To carry out an excavation of the site, Takahashi quit his job at the advertising agency in 2003 and formed an expedition team with Scottish and Chilean archaeologists. Sponsored by the U.S.-based National Geographic Society, the team dug up the site in January and February 2005 and found evidence that Selkirk had lived there; a 16-mm piece of copper; traces of a campfire; and pillar holes that could have been dug by Selkirk.
Experts later confirmed that the piece of copper was the tip of a set of dividers, an 18th-century navigation instrument. Radioactive carbon dating also showed that soil at the site was from around the time when Selkirk was there. As Selkirk was known to be carrying dividers, the team concluded that the site was the place that Takahashi was searching for.
"When I was obsessed with the dream of finding Selkirk's hut, I thought my adventure would end in two to three years. But it took me 13 years.

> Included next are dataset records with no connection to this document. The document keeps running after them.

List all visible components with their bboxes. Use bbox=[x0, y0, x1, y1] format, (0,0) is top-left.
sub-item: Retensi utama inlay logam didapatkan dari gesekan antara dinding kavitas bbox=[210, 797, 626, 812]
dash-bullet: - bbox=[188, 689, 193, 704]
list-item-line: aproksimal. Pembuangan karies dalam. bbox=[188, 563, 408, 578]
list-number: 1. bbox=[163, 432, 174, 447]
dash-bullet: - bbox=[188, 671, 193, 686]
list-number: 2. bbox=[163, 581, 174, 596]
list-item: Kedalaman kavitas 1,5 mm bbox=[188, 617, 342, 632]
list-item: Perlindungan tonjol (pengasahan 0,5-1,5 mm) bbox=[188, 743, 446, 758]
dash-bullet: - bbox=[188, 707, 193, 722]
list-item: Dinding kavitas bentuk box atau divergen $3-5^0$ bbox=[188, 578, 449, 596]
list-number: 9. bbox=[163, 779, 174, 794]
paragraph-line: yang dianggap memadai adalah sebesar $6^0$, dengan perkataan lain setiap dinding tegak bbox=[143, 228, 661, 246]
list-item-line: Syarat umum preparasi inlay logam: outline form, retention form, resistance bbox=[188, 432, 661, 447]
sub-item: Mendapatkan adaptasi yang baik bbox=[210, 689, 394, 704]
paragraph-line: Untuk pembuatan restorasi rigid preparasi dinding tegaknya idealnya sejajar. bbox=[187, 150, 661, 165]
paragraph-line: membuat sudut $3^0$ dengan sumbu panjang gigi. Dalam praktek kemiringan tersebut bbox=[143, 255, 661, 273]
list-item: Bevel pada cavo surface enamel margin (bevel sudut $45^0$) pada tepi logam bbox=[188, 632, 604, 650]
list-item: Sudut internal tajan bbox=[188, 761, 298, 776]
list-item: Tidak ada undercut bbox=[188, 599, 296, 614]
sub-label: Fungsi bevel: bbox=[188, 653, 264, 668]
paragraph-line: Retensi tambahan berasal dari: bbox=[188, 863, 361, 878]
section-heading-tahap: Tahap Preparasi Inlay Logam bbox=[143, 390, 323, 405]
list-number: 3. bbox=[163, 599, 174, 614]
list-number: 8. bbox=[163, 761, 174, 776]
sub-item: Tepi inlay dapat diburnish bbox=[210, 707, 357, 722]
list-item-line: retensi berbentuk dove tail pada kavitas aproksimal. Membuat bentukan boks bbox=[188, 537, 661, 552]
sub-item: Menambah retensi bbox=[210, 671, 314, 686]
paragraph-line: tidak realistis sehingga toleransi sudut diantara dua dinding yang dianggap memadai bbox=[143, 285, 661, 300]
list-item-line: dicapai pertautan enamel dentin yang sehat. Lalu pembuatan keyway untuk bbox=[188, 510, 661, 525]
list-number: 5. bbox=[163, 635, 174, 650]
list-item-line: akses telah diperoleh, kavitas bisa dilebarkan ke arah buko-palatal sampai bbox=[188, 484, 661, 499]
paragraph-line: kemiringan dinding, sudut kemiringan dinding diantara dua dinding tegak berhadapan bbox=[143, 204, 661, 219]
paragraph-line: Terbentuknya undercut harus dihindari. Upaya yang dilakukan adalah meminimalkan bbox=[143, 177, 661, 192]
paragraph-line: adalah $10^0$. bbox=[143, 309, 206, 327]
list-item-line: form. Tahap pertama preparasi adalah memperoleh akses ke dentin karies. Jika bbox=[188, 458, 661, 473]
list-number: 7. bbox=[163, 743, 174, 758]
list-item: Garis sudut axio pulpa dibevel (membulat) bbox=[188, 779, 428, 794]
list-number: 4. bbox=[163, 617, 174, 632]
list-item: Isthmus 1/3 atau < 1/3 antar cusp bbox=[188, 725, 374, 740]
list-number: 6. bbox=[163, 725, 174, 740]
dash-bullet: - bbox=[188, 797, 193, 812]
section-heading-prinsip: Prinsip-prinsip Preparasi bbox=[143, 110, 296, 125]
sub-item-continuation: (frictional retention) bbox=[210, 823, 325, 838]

I was glad that I could discover his camp," he said.
While searching for the real Robinson Crusoe, Takahashi, a member of the New York-based Explorers Club, was also working on another project: researching the real-life origins of the story of Urashima Taro, a popular Japanese folktale that dates back to the eighth century.
In the story, Urashima, a young fisherman, is taken by a sea turtle to the Ryugujo underwater palace, where Princess Otohime welcomes and entertains him with dancing fish. After a while, Urashima decides to go back to his village with a treasure box that Otohime has given him, but warned him not to open. Upon returning home, however, he finds that 300 years have passed during his supposedly three-year absence. He is stunned, and, unwittingly, he opens the treasure box. Smoke rises from it, covers his face, and in a flash, Urashima becomes an old man with white hair and beard.
As part of his efforts to track down the real-life location, if any, of Ryugujo, Takahashi opted for an unconventional method: a turtle project sponsored by the Sea Turtle Association of Japan, based in Hirakata, Osaka Prefecture. "People don't know where the Ryugujo is, so I though I should ask a turtle," he said.
In November 2004, he did just that, releasing a blue turtle with a transmitter on its shell from the coast of the Tango region in Kyoto Prefecture, which many believe to be the home of Urashima Taro, and tracking its movements.
"The turtle swam westward to China against the tidal current," he said. "Then it advanced to the East China Sea and we lost its track near Kyushu. I think the transmitter was somehow removed."
The turtle didn't lead him to the Ryugujo, but after following up leads in ancient Japanese historical texts and conducting research in China, Takahashi came to an interesting conclusion: that Urashima actually represents not a person, but an ancient Japanese seagoing tribe that visited a palace in China and brought back advanced technology, culture and knowledge to Japan. As people passed on their knowledge of this actual historical event down the generations, it gradually turned into the fictional tale of Urashima Taro.
His efforts to reveal the actual people and events behind classic adventure novels and fairy tales continue, Takashashi said, with future projects including investigations into "Momotaro (Peach Boy)," a Japanese folktale hero who wipes out a bunch of ogres; the classic British adventure tale "Treasure Island," by Robert Louis Stevenson; the "koropokkur" dwarf of Ainu legend; and even Santa Claus.
"Adults don't take fairy tales seriously but just see them as reading for children," Takahashi said. "I have found fertile fields to explore in those stories."